The term came from a description by a social worker who described mostly newborn babies being “scooped” from their mothers on reserves. At the same time as Residential Schools were being phased out, new efforts in “child protection” provided yet another channel for separating Indigenous families and isolating their children.

And that’s exactly how Campbell describes it: she felt isolated. During those years in foster care, she could never have envisioned that she would become an educator, much less get a university education. She never would have believed that, years later, she would be receiving a prestigious education-related award. 

Indigenous Educator Reclaims Her Stolen Identity

The truth is, Campbell didn’t even see herself going to university — until her basketball skills were noticed by the University of Regina. Now, the Indigenous educator has four degrees and holds the title of Associate Vice-President of Indigenous Engagement at the University of Regina. 

It was a long road from the little girl who was ripped from her family and forced to assimilate to today’s respected leader who helps young people re-tie those broken strings. “This is like a full circle thing,” Campbell says.

And it had to start with a 25-year-long journey to find her mother and siblings. Reconnecting with them and rebuilding her family was key to reclaiming her stolen identity and forging her own place in the world.

“Time and time again,” Campbell says, “Indigenous people who have been displaced through assimilation policies and other colonization tactics tell me they profoundly desire opportunities to learn more about who they are, where they come from and to understand our cultures.”

Education Is Key

Today, Campbell can describe herself as a member of the Montreal Lake Cree First Nation, Cree-Métis from Treaty 6 Territory with deep roots in Treaty 4. She describes her role at the University of Regina as “advancing processes of engagement in Indigenization, decolonization, and reconciliation in postsecondary education and administration.”
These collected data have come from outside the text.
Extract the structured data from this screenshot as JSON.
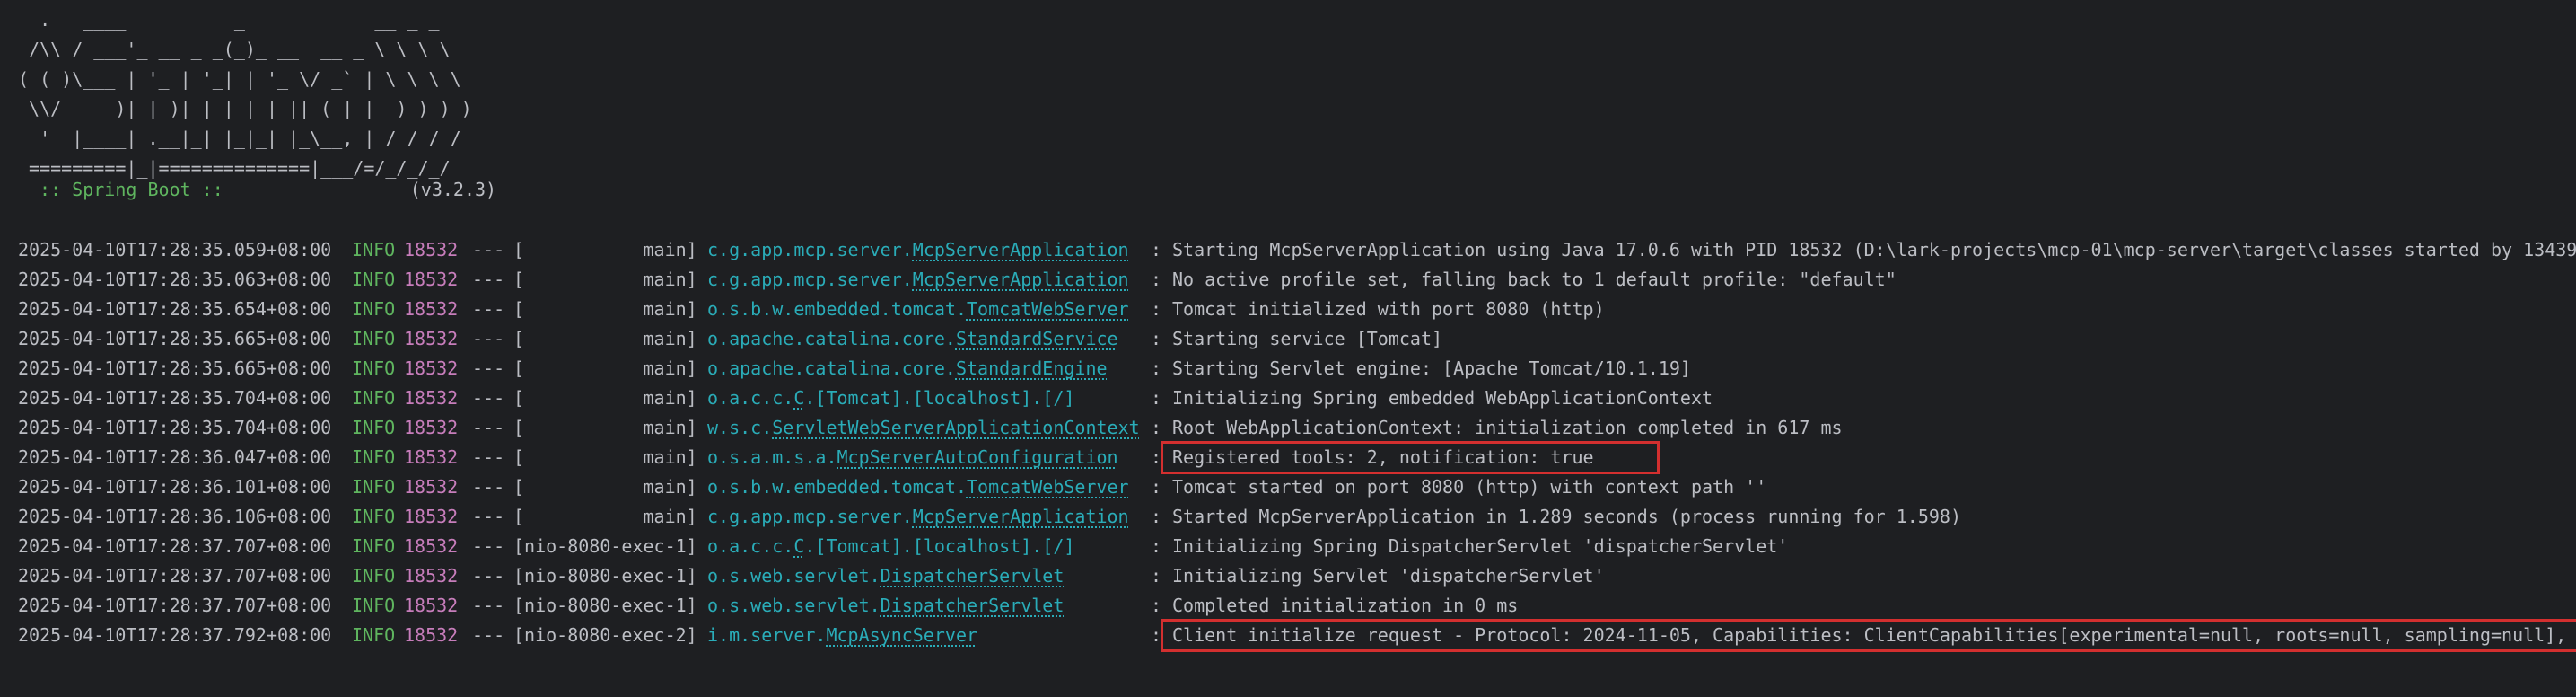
{
  "banner": {
    "ascii_art": "  .   ____          _            __ _ _\n /\\\\ / ___'_ __ _ _(_)_ __  __ _ \\ \\ \\ \\\n( ( )\\___ | '_ | '_| | '_ \\/ _` | \\ \\ \\ \\\n \\\\/  ___)| |_)| | | | | || (_| |  ) ) ) )\n  '  |____| .__|_| |_|_| |_\\__, | / / / /\n =========|_|==============|___/=/_/_/_/",
    "boot_label": " :: Spring Boot ::",
    "boot_version": "(v3.2.3)"
  },
  "log_rows": [
    {
      "timestamp": "2025-04-10T17:28:35.059+08:00",
      "level": "INFO",
      "pid": "18532",
      "sep": "---",
      "thread": "[           main]",
      "logger_prefix": "c.g.app.mcp.server.",
      "logger_class": "McpServerApplication",
      "message": "Starting McpServerApplication using Java 17.0.6 with PID 18532 (D:\\lark-projects\\mcp-01\\mcp-server\\target\\classes started by 13439"
    },
    {
      "timestamp": "2025-04-10T17:28:35.063+08:00",
      "level": "INFO",
      "pid": "18532",
      "sep": "---",
      "thread": "[           main]",
      "logger_prefix": "c.g.app.mcp.server.",
      "logger_class": "McpServerApplication",
      "message": "No active profile set, falling back to 1 default profile: \"default\""
    },
    {
      "timestamp": "2025-04-10T17:28:35.654+08:00",
      "level": "INFO",
      "pid": "18532",
      "sep": "---",
      "thread": "[           main]",
      "logger_prefix": "o.s.b.w.embedded.tomcat.",
      "logger_class": "TomcatWebServer",
      "message": "Tomcat initialized with port 8080 (http)"
    },
    {
      "timestamp": "2025-04-10T17:28:35.665+08:00",
      "level": "INFO",
      "pid": "18532",
      "sep": "---",
      "thread": "[           main]",
      "logger_prefix": "o.apache.catalina.core.",
      "logger_class": "StandardService",
      "message": "Starting service [Tomcat]"
    },
    {
      "timestamp": "2025-04-10T17:28:35.665+08:00",
      "level": "INFO",
      "pid": "18532",
      "sep": "---",
      "thread": "[           main]",
      "logger_prefix": "o.apache.catalina.core.",
      "logger_class": "StandardEngine",
      "message": "Starting Servlet engine: [Apache Tomcat/10.1.19]"
    },
    {
      "timestamp": "2025-04-10T17:28:35.704+08:00",
      "level": "INFO",
      "pid": "18532",
      "sep": "---",
      "thread": "[           main]",
      "logger_prefix": "o.a.c.c.",
      "logger_class": "C",
      "logger_suffix": ".[Tomcat].[localhost].[/]",
      "message": "Initializing Spring embedded WebApplicationContext"
    },
    {
      "timestamp": "2025-04-10T17:28:35.704+08:00",
      "level": "INFO",
      "pid": "18532",
      "sep": "---",
      "thread": "[           main]",
      "logger_prefix": "w.s.c.",
      "logger_class": "ServletWebServerApplicationContext",
      "message": "Root WebApplicationContext: initialization completed in 617 ms"
    },
    {
      "timestamp": "2025-04-10T17:28:36.047+08:00",
      "level": "INFO",
      "pid": "18532",
      "sep": "---",
      "thread": "[           main]",
      "logger_prefix": "o.s.a.m.s.a.",
      "logger_class": "McpServerAutoConfiguration",
      "message": "Registered tools: 2, notification: true",
      "highlight": true
    },
    {
      "timestamp": "2025-04-10T17:28:36.101+08:00",
      "level": "INFO",
      "pid": "18532",
      "sep": "---",
      "thread": "[           main]",
      "logger_prefix": "o.s.b.w.embedded.tomcat.",
      "logger_class": "TomcatWebServer",
      "message": "Tomcat started on port 8080 (http) with context path ''"
    },
    {
      "timestamp": "2025-04-10T17:28:36.106+08:00",
      "level": "INFO",
      "pid": "18532",
      "sep": "---",
      "thread": "[           main]",
      "logger_prefix": "c.g.app.mcp.server.",
      "logger_class": "McpServerApplication",
      "message": "Started McpServerApplication in 1.289 seconds (process running for 1.598)"
    },
    {
      "timestamp": "2025-04-10T17:28:37.707+08:00",
      "level": "INFO",
      "pid": "18532",
      "sep": "---",
      "thread": "[nio-8080-exec-1]",
      "logger_prefix": "o.a.c.c.",
      "logger_class": "C",
      "logger_suffix": ".[Tomcat].[localhost].[/]",
      "message": "Initializing Spring DispatcherServlet 'dispatcherServlet'"
    },
    {
      "timestamp": "2025-04-10T17:28:37.707+08:00",
      "level": "INFO",
      "pid": "18532",
      "sep": "---",
      "thread": "[nio-8080-exec-1]",
      "logger_prefix": "o.s.web.servlet.",
      "logger_class": "DispatcherServlet",
      "message": "Initializing Servlet 'dispatcherServlet'"
    },
    {
      "timestamp": "2025-04-10T17:28:37.707+08:00",
      "level": "INFO",
      "pid": "18532",
      "sep": "---",
      "thread": "[nio-8080-exec-1]",
      "logger_prefix": "o.s.web.servlet.",
      "logger_class": "DispatcherServlet",
      "message": "Completed initialization in 0 ms"
    },
    {
      "timestamp": "2025-04-10T17:28:37.792+08:00",
      "level": "INFO",
      "pid": "18532",
      "sep": "---",
      "thread": "[nio-8080-exec-2]",
      "logger_prefix": "i.m.server.",
      "logger_class": "McpAsyncServer",
      "message": "Client initialize request - Protocol: 2024-11-05, Capabilities: ClientCapabilities[experimental=null, roots=null, sampling=null], :",
      "highlight": true
    }
  ],
  "colors": {
    "background": "#1e1f22",
    "text": "#bcbec4",
    "level_info": "#5fb55f",
    "pid": "#c77dbb",
    "logger": "#2aacb8",
    "highlight_border": "#d32f2f"
  }
}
And while she has speaking engagements all over the world, it’s not to talk about the past or the future. Instead, Campbell draws from her own experience to help Indigenous students who may be feeling disconnected. To do that, she wants to make sure they claim their rightful place in postsecondary education. 
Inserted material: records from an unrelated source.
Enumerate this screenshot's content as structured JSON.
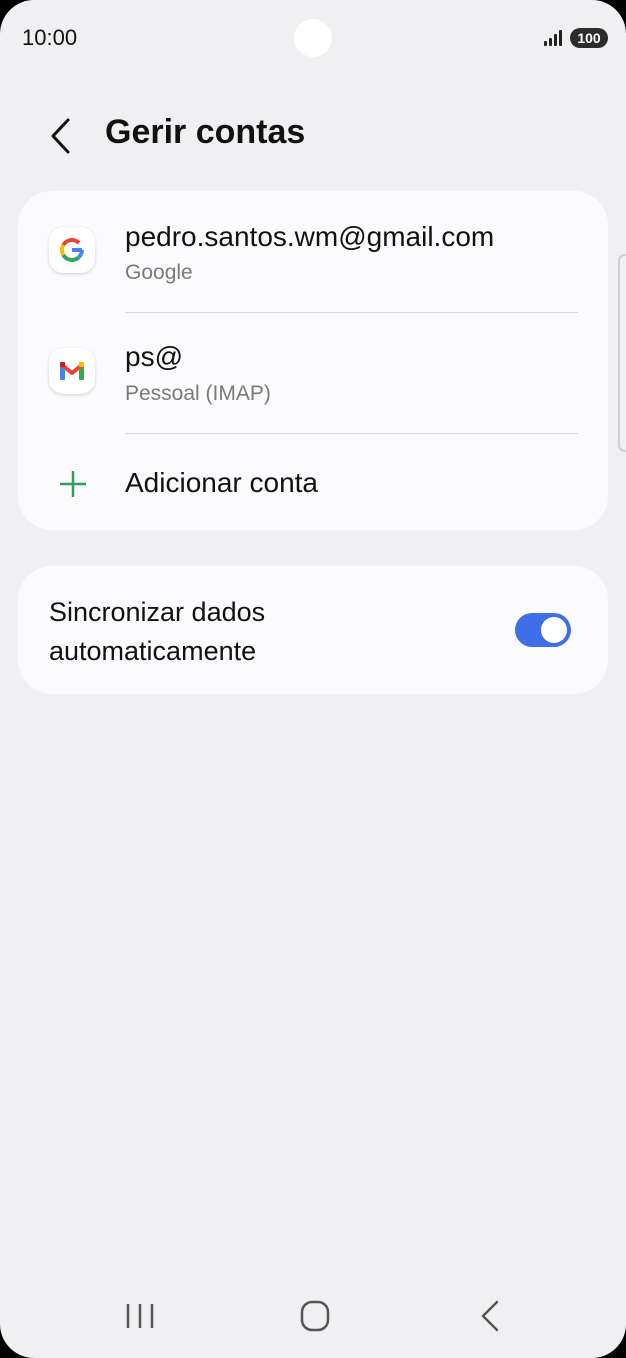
{
  "status_bar": {
    "time": "10:00",
    "battery": "100",
    "icons": [
      "signal-icon",
      "battery-icon"
    ]
  },
  "header": {
    "title": "Gerir contas",
    "back_icon": "back-arrow-icon"
  },
  "accounts": [
    {
      "title": "pedro.santos.wm@gmail.com",
      "subtitle": "Google",
      "icon": "google-icon"
    },
    {
      "title": "ps@",
      "subtitle": "Pessoal (IMAP)",
      "icon": "gmail-icon"
    }
  ],
  "add_account": {
    "label": "Adicionar conta",
    "icon": "plus-icon",
    "icon_color": "#2e9d56"
  },
  "sync": {
    "label": "Sincronizar dados automaticamente",
    "enabled": true,
    "accent_color": "#3e6ee8"
  },
  "nav_bar": {
    "icons": [
      "recent-apps-icon",
      "home-icon",
      "back-icon"
    ]
  }
}
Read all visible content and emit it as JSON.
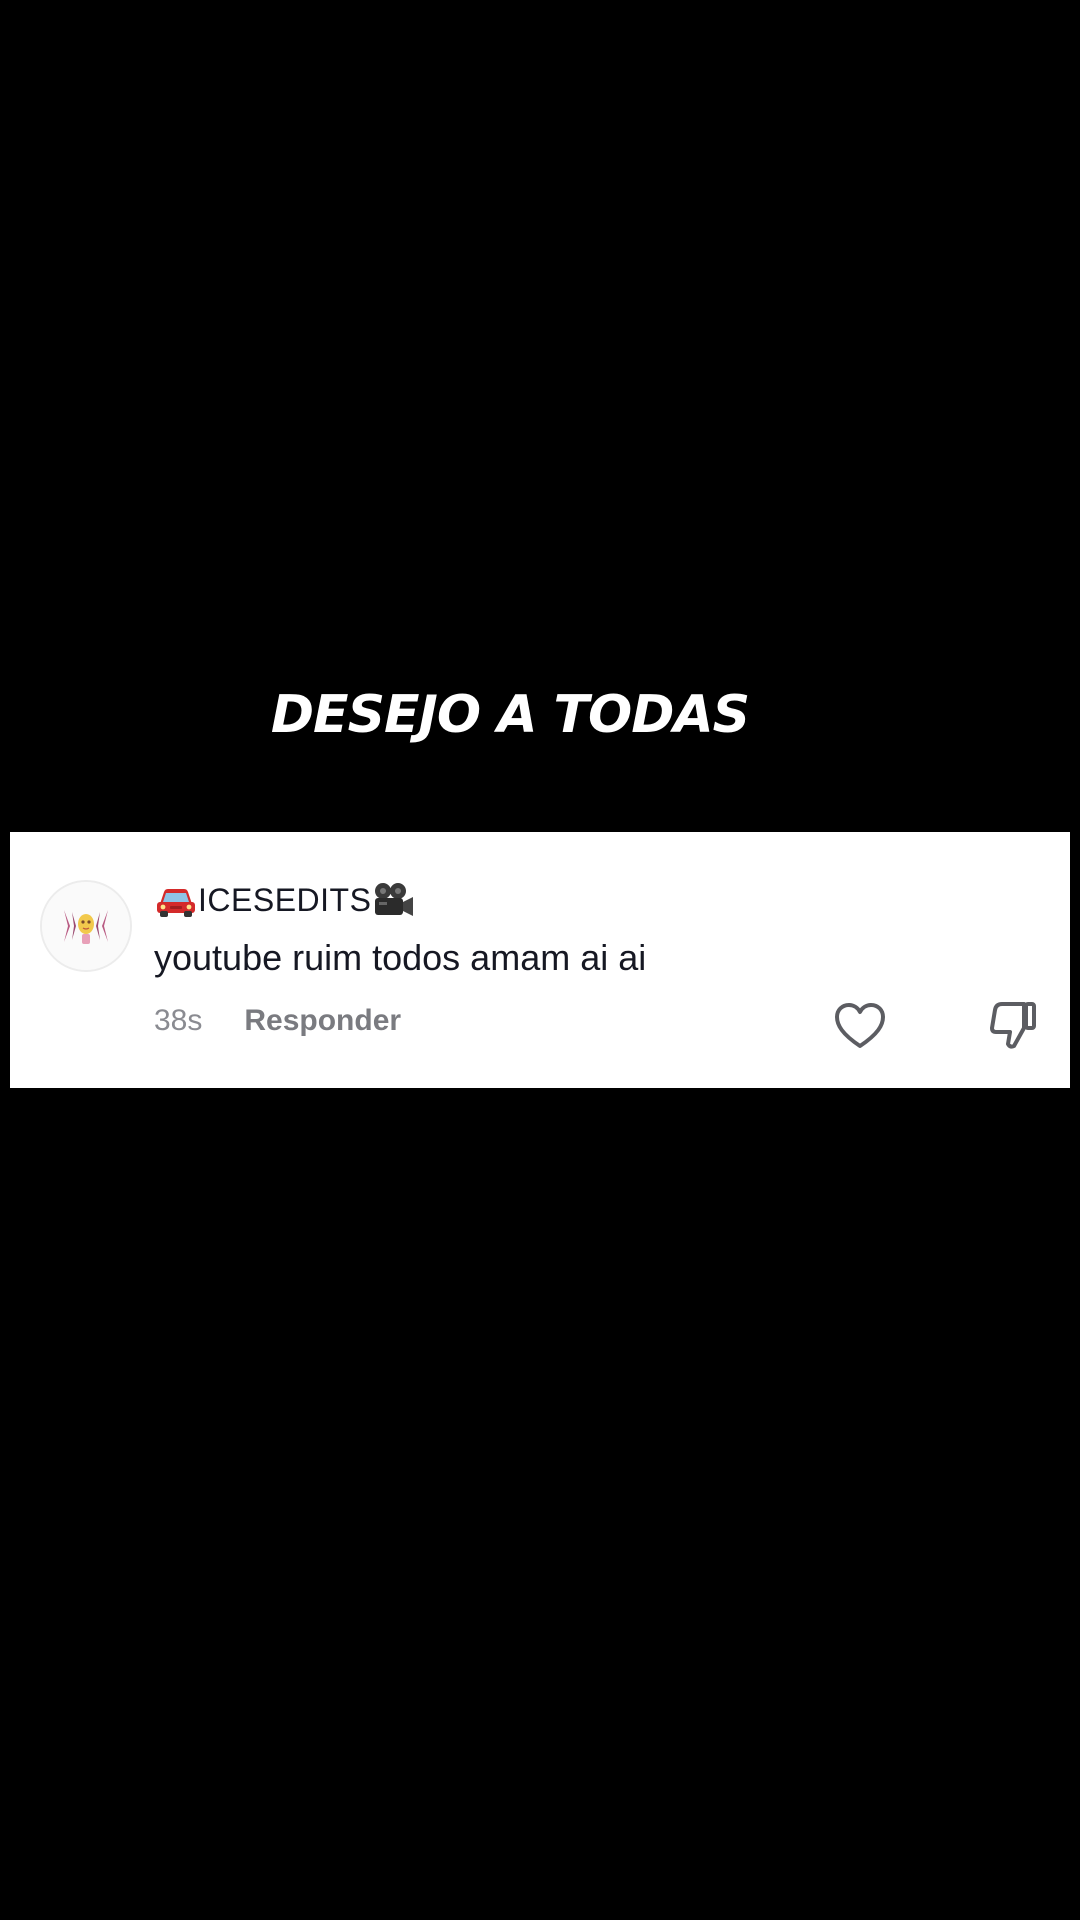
{
  "caption": "DESEJO A TODAS",
  "comment": {
    "username": "ICESEDITS",
    "username_prefix_icon": "car-emoji-icon",
    "username_suffix_icon": "movie-camera-emoji-icon",
    "text": "youtube ruim todos amam ai ai",
    "timestamp": "38s",
    "reply_label": "Responder",
    "like_icon": "heart-outline-icon",
    "dislike_icon": "thumbs-down-icon"
  },
  "colors": {
    "background": "#000000",
    "card": "#ffffff",
    "text_primary": "#161823",
    "text_secondary": "#8a8b91"
  }
}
Indeed, it was at First Nations University of Canada that Campbell first started to feel accepted. It was there that she reclaimed her history and her culture.

Rebuilding Families

One of her main messages to young people is to talk to their parents about who they are and reconnect to their family history. “As they’re learning healing backwards, there’s this chain reaction and I think that’s a beautiful thing,” she says. 

At the University of Regina, Campbell advocates for a place for Indigenous students in higher education, mentoring them and working to reshape curriculum for inclusion.
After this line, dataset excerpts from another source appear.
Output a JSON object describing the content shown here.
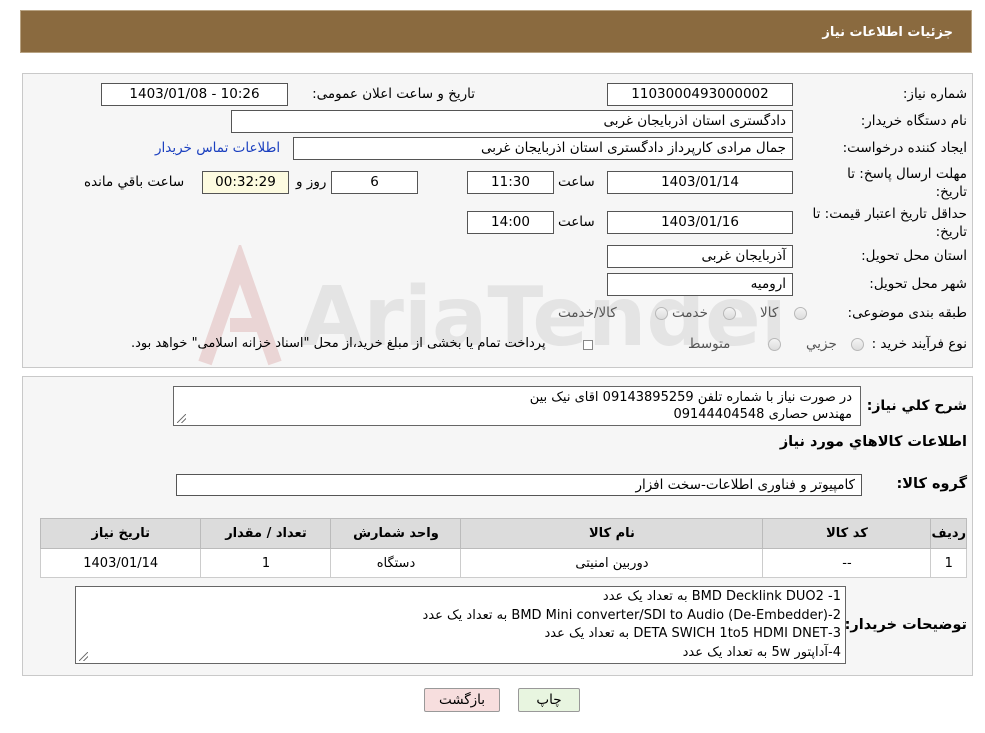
{
  "header": {
    "title": "جزئیات اطلاعات نیاز"
  },
  "form": {
    "need_number_label": "شماره نیاز:",
    "need_number": "1103000493000002",
    "announce_label": "تاریخ و ساعت اعلان عمومی:",
    "announce_value": "1403/01/08 - 10:26",
    "buyer_org_label": "نام دستگاه خریدار:",
    "buyer_org": "دادگستری استان اذربایجان غربی",
    "requester_label": "ایجاد کننده درخواست:",
    "requester": "جمال مرادی کارپرداز دادگستری استان اذربایجان غربی",
    "contact_link": "اطلاعات تماس خریدار",
    "deadline_label_1": "مهلت ارسال پاسخ: تا",
    "deadline_label_2": "تاریخ:",
    "deadline_date": "1403/01/14",
    "time_label": "ساعت",
    "deadline_time": "11:30",
    "days_value": "6",
    "days_label": "روز و",
    "remaining_time": "00:32:29",
    "remaining_label": "ساعت باقي مانده",
    "validity_label_1": "حداقل تاریخ اعتبار قیمت: تا",
    "validity_label_2": "تاریخ:",
    "validity_date": "1403/01/16",
    "validity_time": "14:00",
    "province_label": "استان محل تحویل:",
    "province": "آذربایجان غربی",
    "city_label": "شهر محل تحویل:",
    "city": "ارومیه",
    "category_label": "طبقه بندی موضوعی:",
    "category_options": [
      "کالا",
      "خدمت",
      "کالا/خدمت"
    ],
    "process_label": "نوع فرآیند خرید :",
    "process_options": [
      "جزیي",
      "متوسط"
    ],
    "payment_note": "پرداخت تمام یا بخشی از مبلغ خرید،از محل \"اسناد خزانه اسلامی\" خواهد بود."
  },
  "description": {
    "label": "شرح کلي نياز:",
    "lines": [
      "در صورت نیاز با شماره تلفن 09143895259 اقای نیک بین",
      "مهندس حصاری 09144404548"
    ]
  },
  "goods": {
    "section_title": "اطلاعات کالاهاي مورد نياز",
    "group_label": "گروه کالا:",
    "group_value": "کامپیوتر و فناوری اطلاعات-سخت افزار",
    "columns": [
      "رديف",
      "کد کالا",
      "نام کالا",
      "واحد شمارش",
      "تعداد / مقدار",
      "تاريخ نياز"
    ],
    "rows": [
      [
        "1",
        "--",
        "دوربین امنیتی",
        "دستگاه",
        "1",
        "1403/01/14"
      ]
    ]
  },
  "buyer_notes": {
    "label": "توضیحات خریدار:",
    "lines": [
      "1- BMD Decklink DUO2 به تعداد یک عدد",
      "2-BMD Mini converter/SDI to Audio (De-Embedder)  به تعداد یک عدد",
      "3-DETA SWICH 1to5 HDMI DNET  به تعداد یک عدد",
      "4-آداپتور 5w  به تعداد یک عدد"
    ]
  },
  "buttons": {
    "print": "چاپ",
    "back": "بازگشت"
  },
  "watermark": {
    "text": "AriaTender.neT"
  },
  "colors": {
    "header_bg": "#8a6a3f",
    "link": "#1a3fbf",
    "back_button_bg": "#f7dede",
    "print_button_bg": "#e8f5e0"
  }
}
“I try to focus on creating a space and place where Indigenous students, staff and faculty can bring their unapologetic Indigenous selves…and take what they want or need from what’s in the institution already to use for their benefit,” the respected Indigenous educator explained. For her tireless efforts, Lori Campbell was awarded a 2023 Indspire Award in the education category. 

Toward True Reconciliation

In 2022, when Pope Francis travelled to Canada, Campbell was unimpressed with what she saw as an insufficient apology.

But she was undeterred from her true mission: “Reconciliation is how you guide conversations with your family while having dinner. It’s how you acknowledge the Pope’s apology and how you deepen the discussion to talk about what wasn’t said. It’s those conversations that will contribute to a future where everyone in Canada can thrive, including Indigenous Peoples.”

Lori Campbell sees true healing through strengthening family ties and helping Indigenous people recognize their true selves in all walks of life. “The struggles within Indigenous communities today are not cultural traits. They are symptoms of a people still struggling from the intergenerational trauma and horrors experienced through the genocidal acts and abuses that took place through the Residential School assimilation policy.”

And her role is to educate — because education is the key to understanding one’s past, present and future.